Honey provides a naturally sweet substitute for processed sugar in your favorite recipes. The flavor and color of the honey is influenced by the variety of flowers the bees used to make it, so it can have a light golden color or develop a darker hue. Properly stored honey doesn't spoil, according to the Indiana Department of Natural Resources, which allows for long-term storage when properly packaged.
Honey naturally contains little moisture. Bacteria, molds and other pathogens that cause spoilage can't grow in this low-moisture environment. Improperly stored honey may absorb moisture, which can cause these microorganisms to grow. Visible mold growth, foaming, or an alcohol odor means the honey has spoiled and must be discarded. This rarely occurs, so you can usually store honey for as long as desired.

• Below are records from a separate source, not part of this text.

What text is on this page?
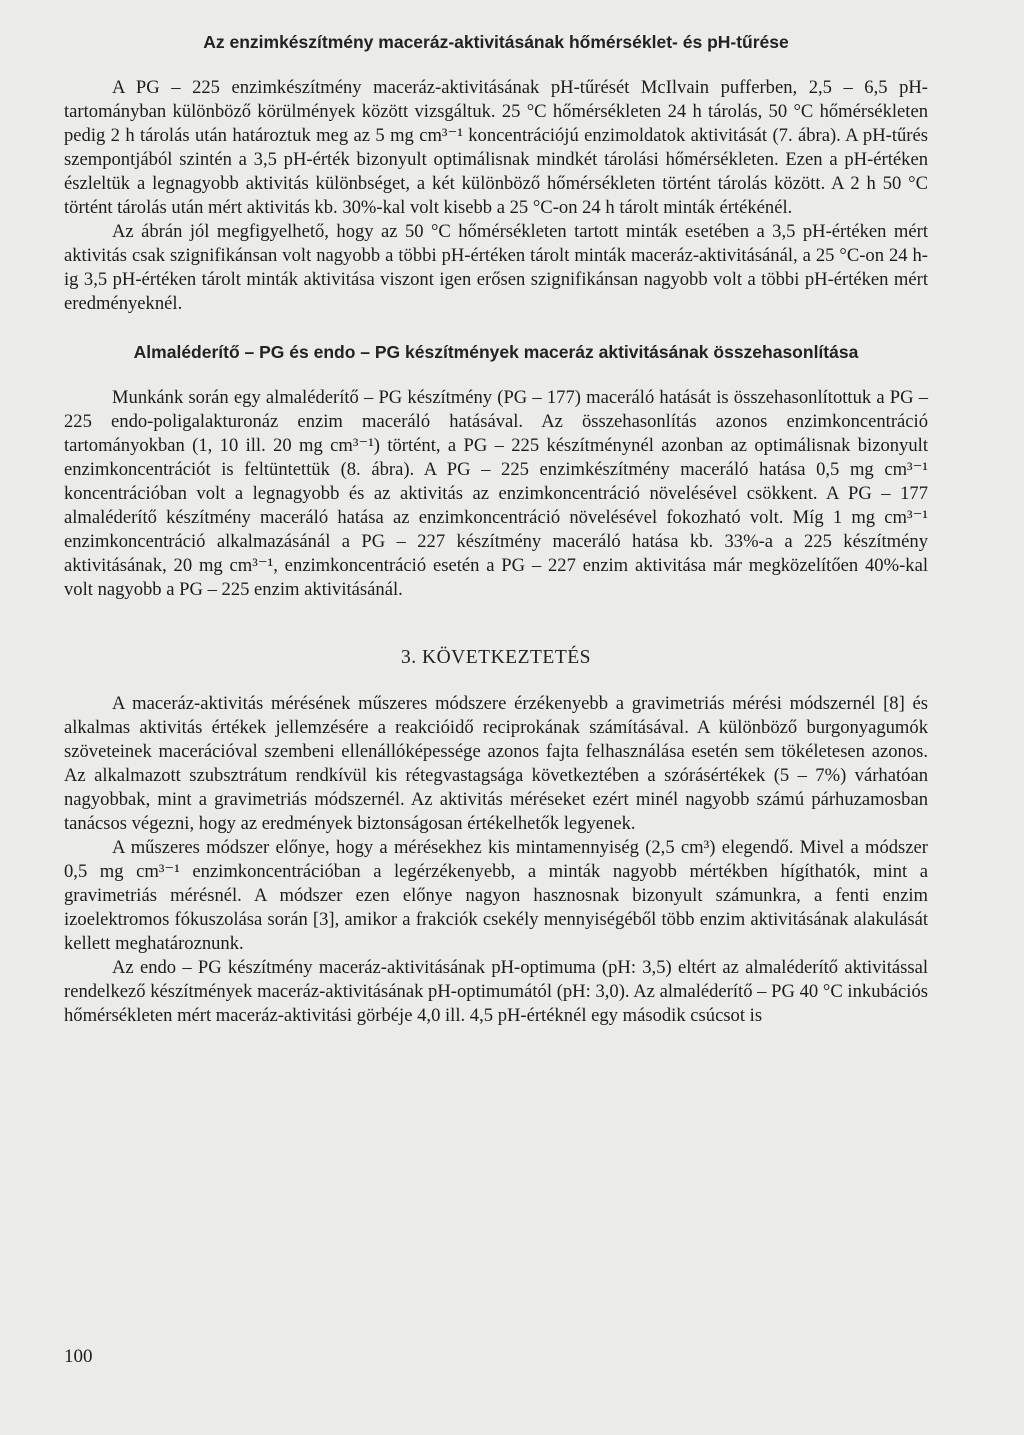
Az enzimkészítmény maceráz-aktivitásának hőmérséklet- és pH-tűrése

A PG – 225 enzimkészítmény maceráz-aktivitásának pH-tűrését McIlvain pufferben, 2,5 – 6,5 pH-tartományban különböző körülmények között vizsgáltuk. 25 °C hőmérsékleten 24 h tárolás, 50 °C hőmérsékleten pedig 2 h tárolás után határoztuk meg az 5 mg cm³⁻¹ koncentrációjú enzimoldatok aktivitását (7. ábra). A pH-tűrés szempontjából szintén a 3,5 pH-érték bizonyult optimálisnak mindkét tárolási hőmérsékleten. Ezen a pH-értéken észleltük a legnagyobb aktivitás különbséget, a két különböző hőmérsékleten történt tárolás között. A 2 h 50 °C történt tárolás után mért aktivitás kb. 30%-kal volt kisebb a 25 °C-on 24 h tárolt minták értékénél.

Az ábrán jól megfigyelhető, hogy az 50 °C hőmérsékleten tartott minták esetében a 3,5 pH-értéken mért aktivitás csak szignifikánsan volt nagyobb a többi pH-értéken tárolt minták maceráz-aktivitásánál, a 25 °C-on 24 h-ig 3,5 pH-értéken tárolt minták aktivitása viszont igen erősen szignifikánsan nagyobb volt a többi pH-értéken mért eredményeknél.

Almaléderítő – PG és endo – PG készítmények maceráz aktivitásának összehasonlítása

Munkánk során egy almaléderítő – PG készítmény (PG – 177) maceráló hatását is összehasonlítottuk a PG – 225 endo-poligalakturonáz enzim maceráló hatásával. Az összehasonlítás azonos enzimkoncentráció tartományokban (1, 10 ill. 20 mg cm³⁻¹) történt, a PG – 225 készítménynél azonban az optimálisnak bizonyult enzimkoncentrációt is feltüntettük (8. ábra). A PG – 225 enzimkészítmény maceráló hatása 0,5 mg cm³⁻¹ koncentrációban volt a legnagyobb és az aktivitás az enzimkoncentráció növelésével csökkent. A PG – 177 almaléderítő készítmény maceráló hatása az enzimkoncentráció növelésével fokozható volt. Míg 1 mg cm³⁻¹ enzimkoncentráció alkalmazásánál a PG – 227 készítmény maceráló hatása kb. 33%-a a 225 készítmény aktivitásának, 20 mg cm³⁻¹, enzimkoncentráció esetén a PG – 227 enzim aktivitása már megközelítően 40%-kal volt nagyobb a PG – 225 enzim aktivitásánál.

3. KÖVETKEZTETÉS

A maceráz-aktivitás mérésének műszeres módszere érzékenyebb a gravimetriás mérési módszernél [8] és alkalmas aktivitás értékek jellemzésére a reakcióidő reciprokának számításával. A különböző burgonyagumók szöveteinek macerációval szembeni ellenállóképessége azonos fajta felhasználása esetén sem tökéletesen azonos. Az alkalmazott szubsztrátum rendkívül kis rétegvastagsága következtében a szórásértékek (5 – 7%) várhatóan nagyobbak, mint a gravimetriás módszernél. Az aktivitás méréseket ezért minél nagyobb számú párhuzamosban tanácsos végezni, hogy az eredmények biztonságosan értékelhetők legyenek.

A műszeres módszer előnye, hogy a mérésekhez kis mintamennyiség (2,5 cm³) elegendő. Mivel a módszer 0,5 mg cm³⁻¹ enzimkoncentrációban a legérzékenyebb, a minták nagyobb mértékben hígíthatók, mint a gravimetriás mérésnél. A módszer ezen előnye nagyon hasznosnak bizonyult számunkra, a fenti enzim izoelektromos fókuszolása során [3], amikor a frakciók csekély mennyiségéből több enzim aktivitásának alakulását kellett meghatároznunk.

Az endo – PG készítmény maceráz-aktivitásának pH-optimuma (pH: 3,5) eltért az almaléderítő aktivitással rendelkező készítmények maceráz-aktivitásának pH-optimumától (pH: 3,0). Az almaléderítő – PG 40 °C inkubációs hőmérsékleten mért maceráz-aktivitási görbéje 4,0 ill. 4,5 pH-értéknél egy második csúcsot is

100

An airtight glass jar provides the best method for storing the honey for as long as possible. Only use clean jars with tight-fitting lids, or keep honey in its original container if the lid fits tightly. Honey tends to crystallize and harden during prolonged storage, so a glass jar is preferable over plastic because you can heat glass without fear of melting.
For best storage, keep honey in a dark pantry or cupboard. Keeping the honey at room temperature, or 70 to 80 degrees Fahrenheit, slows crystallization. Honey will darken over time, but this is not an indication of spoilage. Avoid storing honey in humid or moist locations, because this may introduce water into the honey and limit its shelf life.
When honey has eventually crystallized during long storage, you can melt the sugar crystals using heat so it returns to its liquid state. If it's stored in a glass jar, place the open jar in a pot of hot, but not boiling, water until the honey once again becomes liquid. For quicker melting, heat it in 10-second intervals in a microwave oven. The honey may crystallize again quickly, but you can melt it again before each use.